Сей человек, отступившийся от всего, исключая самого себя, питал ещё, несмотря на лета и подагру, склонность к любовным делам. Он был влюблён в юную девицу по имени Тереза Имер, дочь комедианта, которая жила в соседнем с его дворцом доме и окна которой приходились как раз напротив его спальни. Сие семнадцатилетнее создание отличалось красотой, кокетством и причудами. Она училась музыке, намереваясь заниматься оной на сцене, и её постоянно можно было видеть в окне, что совершенно выводило старика из равновесия и доставляло ему жестокие мучения. Тереза каждый день являлась к нему с визитом, однако всегда в сопровождении матери, отставной актрисы, которая ежедневно водила дочку слушать мессу и заставляла её исповедоваться каждую неделю. Однако же не менее исправно ходила она со своим чадом к влюблённому старику, устрашавшему меня своим исступлением, если девица отказывала ему в поцелуе под тем предлогом, что с утра готовится к причастию и боится оскорбить Бога.

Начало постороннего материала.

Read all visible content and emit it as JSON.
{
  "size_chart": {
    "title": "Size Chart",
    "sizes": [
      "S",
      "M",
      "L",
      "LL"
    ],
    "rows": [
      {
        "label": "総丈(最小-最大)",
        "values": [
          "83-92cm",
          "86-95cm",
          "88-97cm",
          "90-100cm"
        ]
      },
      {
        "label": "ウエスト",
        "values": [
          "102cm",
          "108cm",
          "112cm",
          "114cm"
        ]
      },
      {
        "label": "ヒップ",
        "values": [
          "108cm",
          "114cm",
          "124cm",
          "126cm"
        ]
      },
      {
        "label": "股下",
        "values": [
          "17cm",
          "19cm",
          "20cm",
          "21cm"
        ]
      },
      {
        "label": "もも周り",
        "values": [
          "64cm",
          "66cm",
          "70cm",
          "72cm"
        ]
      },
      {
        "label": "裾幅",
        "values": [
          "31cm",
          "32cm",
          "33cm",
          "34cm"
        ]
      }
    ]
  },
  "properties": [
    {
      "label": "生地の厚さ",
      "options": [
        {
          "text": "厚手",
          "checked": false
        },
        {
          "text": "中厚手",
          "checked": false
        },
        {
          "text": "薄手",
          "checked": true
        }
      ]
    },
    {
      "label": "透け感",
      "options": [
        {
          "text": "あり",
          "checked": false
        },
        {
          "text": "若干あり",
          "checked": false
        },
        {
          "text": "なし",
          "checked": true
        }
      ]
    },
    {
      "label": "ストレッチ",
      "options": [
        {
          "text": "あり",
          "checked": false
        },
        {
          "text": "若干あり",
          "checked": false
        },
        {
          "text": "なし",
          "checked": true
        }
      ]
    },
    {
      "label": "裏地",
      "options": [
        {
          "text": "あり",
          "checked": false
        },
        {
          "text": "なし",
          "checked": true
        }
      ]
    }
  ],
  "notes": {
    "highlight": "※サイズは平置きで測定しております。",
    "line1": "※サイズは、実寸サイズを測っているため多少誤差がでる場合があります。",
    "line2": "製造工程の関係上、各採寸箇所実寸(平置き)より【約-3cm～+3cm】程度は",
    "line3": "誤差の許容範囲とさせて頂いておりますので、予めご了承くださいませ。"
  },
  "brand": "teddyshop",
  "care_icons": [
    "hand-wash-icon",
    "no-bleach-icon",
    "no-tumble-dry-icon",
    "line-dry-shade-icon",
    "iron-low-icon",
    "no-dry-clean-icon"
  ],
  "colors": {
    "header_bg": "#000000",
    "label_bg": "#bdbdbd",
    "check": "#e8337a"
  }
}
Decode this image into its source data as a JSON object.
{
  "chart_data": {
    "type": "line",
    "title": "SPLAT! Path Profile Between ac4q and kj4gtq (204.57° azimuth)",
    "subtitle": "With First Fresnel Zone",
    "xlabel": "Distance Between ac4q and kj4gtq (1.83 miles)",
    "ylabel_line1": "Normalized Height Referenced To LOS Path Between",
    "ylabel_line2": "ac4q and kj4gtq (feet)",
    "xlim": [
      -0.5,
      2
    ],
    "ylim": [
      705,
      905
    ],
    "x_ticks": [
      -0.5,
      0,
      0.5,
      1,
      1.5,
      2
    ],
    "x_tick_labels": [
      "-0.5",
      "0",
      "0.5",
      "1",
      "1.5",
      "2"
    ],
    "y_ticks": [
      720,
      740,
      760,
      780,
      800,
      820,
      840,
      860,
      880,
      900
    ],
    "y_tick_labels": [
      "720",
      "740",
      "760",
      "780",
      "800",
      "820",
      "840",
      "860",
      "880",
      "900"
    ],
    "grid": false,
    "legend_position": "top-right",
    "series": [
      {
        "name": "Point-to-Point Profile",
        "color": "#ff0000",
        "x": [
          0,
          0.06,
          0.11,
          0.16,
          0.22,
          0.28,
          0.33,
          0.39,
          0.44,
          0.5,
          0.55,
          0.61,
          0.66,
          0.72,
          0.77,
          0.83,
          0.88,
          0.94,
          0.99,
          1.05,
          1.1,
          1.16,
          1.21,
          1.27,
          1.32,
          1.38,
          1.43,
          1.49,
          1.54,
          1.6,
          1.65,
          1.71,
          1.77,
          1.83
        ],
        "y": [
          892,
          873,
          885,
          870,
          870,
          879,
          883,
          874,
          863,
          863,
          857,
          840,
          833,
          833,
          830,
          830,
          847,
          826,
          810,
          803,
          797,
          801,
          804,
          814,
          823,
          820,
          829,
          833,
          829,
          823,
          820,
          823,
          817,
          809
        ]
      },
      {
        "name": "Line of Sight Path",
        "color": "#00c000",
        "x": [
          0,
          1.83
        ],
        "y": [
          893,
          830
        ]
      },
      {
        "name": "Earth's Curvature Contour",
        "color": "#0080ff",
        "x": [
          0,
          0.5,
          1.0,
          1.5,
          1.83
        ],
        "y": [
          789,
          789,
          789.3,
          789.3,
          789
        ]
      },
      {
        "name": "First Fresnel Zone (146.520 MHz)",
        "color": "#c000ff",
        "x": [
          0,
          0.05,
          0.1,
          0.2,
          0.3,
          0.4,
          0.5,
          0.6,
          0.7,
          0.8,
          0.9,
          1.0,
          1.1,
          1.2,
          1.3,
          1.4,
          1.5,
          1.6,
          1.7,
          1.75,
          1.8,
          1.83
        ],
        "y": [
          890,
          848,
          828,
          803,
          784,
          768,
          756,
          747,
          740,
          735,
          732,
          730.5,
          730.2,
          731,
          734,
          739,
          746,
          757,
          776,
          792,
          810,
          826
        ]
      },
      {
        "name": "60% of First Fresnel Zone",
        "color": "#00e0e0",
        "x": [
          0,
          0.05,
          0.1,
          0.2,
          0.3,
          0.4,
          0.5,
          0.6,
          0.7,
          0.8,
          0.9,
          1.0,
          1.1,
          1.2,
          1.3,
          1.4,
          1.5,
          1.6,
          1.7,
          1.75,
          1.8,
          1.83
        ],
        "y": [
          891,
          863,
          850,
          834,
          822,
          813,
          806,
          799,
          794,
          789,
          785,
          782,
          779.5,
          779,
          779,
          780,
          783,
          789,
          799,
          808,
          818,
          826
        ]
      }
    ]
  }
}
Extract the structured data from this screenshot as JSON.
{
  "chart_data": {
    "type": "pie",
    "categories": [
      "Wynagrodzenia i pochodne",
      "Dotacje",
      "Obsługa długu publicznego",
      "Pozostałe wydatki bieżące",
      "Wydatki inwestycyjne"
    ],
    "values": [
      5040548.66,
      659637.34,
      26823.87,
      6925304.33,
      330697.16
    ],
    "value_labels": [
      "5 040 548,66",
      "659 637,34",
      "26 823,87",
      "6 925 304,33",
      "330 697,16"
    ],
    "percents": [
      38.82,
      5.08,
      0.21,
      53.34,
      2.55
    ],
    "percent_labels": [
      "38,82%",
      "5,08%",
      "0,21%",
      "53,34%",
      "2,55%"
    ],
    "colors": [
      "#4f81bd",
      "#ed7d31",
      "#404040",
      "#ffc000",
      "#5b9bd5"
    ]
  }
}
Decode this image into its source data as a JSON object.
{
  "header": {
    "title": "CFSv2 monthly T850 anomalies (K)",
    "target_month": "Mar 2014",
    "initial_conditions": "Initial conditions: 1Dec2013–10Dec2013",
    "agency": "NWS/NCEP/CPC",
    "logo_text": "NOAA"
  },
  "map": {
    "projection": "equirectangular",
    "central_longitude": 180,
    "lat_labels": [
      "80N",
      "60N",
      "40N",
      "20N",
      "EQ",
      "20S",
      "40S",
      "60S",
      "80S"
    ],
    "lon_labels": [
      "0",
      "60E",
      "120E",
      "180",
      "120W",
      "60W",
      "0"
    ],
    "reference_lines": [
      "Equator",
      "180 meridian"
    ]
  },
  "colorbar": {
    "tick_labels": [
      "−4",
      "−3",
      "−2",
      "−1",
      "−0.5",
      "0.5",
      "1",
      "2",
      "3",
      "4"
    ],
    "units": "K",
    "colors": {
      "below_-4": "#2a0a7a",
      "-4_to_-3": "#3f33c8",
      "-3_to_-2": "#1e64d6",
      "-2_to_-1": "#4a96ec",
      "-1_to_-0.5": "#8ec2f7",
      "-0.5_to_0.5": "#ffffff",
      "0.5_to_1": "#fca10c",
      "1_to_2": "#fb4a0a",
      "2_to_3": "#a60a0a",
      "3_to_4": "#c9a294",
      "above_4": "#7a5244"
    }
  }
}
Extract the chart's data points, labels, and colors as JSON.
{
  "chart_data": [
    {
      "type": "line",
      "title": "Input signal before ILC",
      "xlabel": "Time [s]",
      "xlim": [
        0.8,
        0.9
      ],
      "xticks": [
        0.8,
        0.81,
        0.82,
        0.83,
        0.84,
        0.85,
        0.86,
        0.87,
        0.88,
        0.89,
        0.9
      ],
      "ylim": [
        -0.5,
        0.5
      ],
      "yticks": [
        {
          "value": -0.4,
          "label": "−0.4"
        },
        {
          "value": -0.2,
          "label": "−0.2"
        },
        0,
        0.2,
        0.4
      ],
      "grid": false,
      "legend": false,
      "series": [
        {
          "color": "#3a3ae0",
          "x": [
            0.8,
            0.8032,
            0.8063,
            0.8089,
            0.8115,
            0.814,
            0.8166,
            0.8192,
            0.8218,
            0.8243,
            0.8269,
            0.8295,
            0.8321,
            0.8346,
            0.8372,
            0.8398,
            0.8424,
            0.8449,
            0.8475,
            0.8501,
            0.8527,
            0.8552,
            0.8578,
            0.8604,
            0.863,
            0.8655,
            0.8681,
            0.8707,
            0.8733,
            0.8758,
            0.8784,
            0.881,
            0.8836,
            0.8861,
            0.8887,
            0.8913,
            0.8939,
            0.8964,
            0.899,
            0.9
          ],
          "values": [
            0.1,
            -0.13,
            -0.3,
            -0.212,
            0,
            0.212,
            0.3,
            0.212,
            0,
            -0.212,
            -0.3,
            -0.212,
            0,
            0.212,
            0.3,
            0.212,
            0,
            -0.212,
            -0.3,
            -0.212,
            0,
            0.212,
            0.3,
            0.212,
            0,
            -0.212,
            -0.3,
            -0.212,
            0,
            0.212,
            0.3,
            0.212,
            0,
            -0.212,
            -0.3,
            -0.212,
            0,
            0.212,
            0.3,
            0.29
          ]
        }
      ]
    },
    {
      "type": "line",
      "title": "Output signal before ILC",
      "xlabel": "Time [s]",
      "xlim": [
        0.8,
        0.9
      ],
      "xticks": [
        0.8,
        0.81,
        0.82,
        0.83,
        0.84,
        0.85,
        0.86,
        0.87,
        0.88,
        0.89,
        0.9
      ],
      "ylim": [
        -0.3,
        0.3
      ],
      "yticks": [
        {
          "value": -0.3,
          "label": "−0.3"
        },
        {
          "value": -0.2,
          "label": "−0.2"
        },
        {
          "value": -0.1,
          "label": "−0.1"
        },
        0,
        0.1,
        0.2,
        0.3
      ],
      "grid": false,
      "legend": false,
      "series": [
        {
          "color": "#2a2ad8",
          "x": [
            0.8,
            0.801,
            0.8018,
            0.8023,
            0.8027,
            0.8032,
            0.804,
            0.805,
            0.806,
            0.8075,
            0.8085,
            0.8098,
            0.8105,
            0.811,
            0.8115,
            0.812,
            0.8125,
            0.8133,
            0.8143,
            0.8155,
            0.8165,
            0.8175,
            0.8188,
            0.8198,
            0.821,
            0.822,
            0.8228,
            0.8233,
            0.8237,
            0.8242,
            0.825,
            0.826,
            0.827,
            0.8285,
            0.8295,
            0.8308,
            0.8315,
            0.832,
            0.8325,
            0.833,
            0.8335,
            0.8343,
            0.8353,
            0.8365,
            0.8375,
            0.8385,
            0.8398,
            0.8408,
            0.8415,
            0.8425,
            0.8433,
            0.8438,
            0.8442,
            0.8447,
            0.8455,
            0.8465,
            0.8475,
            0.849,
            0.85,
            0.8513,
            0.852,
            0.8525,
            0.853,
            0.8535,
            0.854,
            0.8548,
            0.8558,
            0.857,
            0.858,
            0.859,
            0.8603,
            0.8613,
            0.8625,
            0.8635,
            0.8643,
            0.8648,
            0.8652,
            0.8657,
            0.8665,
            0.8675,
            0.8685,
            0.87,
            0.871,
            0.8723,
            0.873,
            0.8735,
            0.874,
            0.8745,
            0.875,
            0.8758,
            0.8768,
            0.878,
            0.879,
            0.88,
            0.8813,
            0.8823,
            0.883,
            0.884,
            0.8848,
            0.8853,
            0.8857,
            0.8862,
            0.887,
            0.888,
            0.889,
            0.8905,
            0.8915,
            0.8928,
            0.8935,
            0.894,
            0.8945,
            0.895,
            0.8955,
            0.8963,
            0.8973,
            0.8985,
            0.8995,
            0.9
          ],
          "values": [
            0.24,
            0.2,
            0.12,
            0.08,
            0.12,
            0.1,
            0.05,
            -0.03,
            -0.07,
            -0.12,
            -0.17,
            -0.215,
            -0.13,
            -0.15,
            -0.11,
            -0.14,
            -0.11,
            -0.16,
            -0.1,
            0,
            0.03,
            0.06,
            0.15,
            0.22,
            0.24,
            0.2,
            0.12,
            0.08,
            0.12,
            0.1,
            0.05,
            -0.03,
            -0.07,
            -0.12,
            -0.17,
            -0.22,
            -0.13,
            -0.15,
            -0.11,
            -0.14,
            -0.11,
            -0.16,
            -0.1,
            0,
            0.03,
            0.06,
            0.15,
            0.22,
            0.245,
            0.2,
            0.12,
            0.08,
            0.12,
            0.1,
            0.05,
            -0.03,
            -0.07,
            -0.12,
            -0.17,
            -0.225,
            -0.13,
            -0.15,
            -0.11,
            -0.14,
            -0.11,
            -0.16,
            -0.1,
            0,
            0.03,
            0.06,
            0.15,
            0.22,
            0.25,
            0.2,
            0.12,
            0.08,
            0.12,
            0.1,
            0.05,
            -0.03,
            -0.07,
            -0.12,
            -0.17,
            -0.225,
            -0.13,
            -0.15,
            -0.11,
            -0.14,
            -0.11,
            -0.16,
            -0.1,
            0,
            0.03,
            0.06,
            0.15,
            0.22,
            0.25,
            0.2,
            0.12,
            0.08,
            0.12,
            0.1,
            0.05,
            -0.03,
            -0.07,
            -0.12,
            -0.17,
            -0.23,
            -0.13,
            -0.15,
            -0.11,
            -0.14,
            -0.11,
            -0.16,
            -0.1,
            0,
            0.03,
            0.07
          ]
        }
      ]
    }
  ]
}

Какая картина для меня, имевшего лишь пятнадцать лет от роду и допускавшегося сим старцем быть немым свидетелем этих эротических сцен! Бесстыдная мать поощряла сопротивление юной особы и даже осмеливалась поучать старика, который не решался опровергать её внушения и лишь сдерживался, чтобы не запустить в неё первым попавшим под руку предметом. В таковом состоянии гнев брал у него верх над вожделением, и когда они уходили, ему оставалось лишь утешаться философскими рассуждениями.
Благодаря соучастию в этих сценах, я завоевал расположение сего вельможи. Он допустил меня к своим вечерним собраниям, на которые, как я уже говорил, съезжались престарелые дамы и рассудительные кавалеры. Он говорил мне, что в подобном обществе я постигну науку несравненно более глубокую, чем философия Гассенди: эту последнюю я изучал тогда по его рекомендации вместо осмеиваемого им учения Аристотеля. Сенатор сделал мне некоторые наставления, кои я должен был соблюдать, присутствуя при собраниях людей, с удивлением смотревших на юношу моих лет. Он дозволил мне говорить лишь в том случае, если надобно ответить на прямой вопрос, и ни при каких обстоятельствах ни в чём не высказывать своего мнения, поскольку в моём возрасте его вообще не должно иметь.
. . . . . . . . . . . . . . . . . . . . . . . . . . . . . . . . . . . . . . . . . . .
Я получил письмо от графини де Мон-Реаль, которая приглашала меня приехать к ней в имение, называвшееся Пазеан.
Отправившись туда на Пасху, я нашёл там немногочисленное общество, составившееся из старшего в семье графа Даниэля, женатого на некой графине Гоцци, а также молодого откупщика, только что сочетавшегося с крестницей старой графини, и его свояченицы.
Совершенно незнакомая мне доселе фигура новобрачной вызвала у меня живейший интерес, и хотя сестра её была много красивее, я оказался более чувствителен к неопытности, видя здесь больше чести в достижении цели.
Сия новобрачная лет восемнадцати или двадцати обращала на себя внимание всего общества своими притворными манерами. Чрезмерно говорливая, державшая в памяти множество изречений, которые часто вставляла совершенно не к месту, набожная и настолько влюблённая в своего мужа, что даже не умела скрыть огорчения, когда он слишком красноречиво посматривал на её сестру, она и во многом другом казалась крайне комичной. Муж её был вертопрахом, который, может быть, и любил жену, но, подчиняясь требованиям хорошего тона, считал себя обязанным выказывать безразличие, и к тому же из тщеславия забавлялся тем, что давал ей поводы для ревности. В свою очередь и она, боясь прослыть дурочкой, старалась изображать равнодушие. Хорошее общество стесняло её как раз потому, что ей хотелось казаться созданной для него.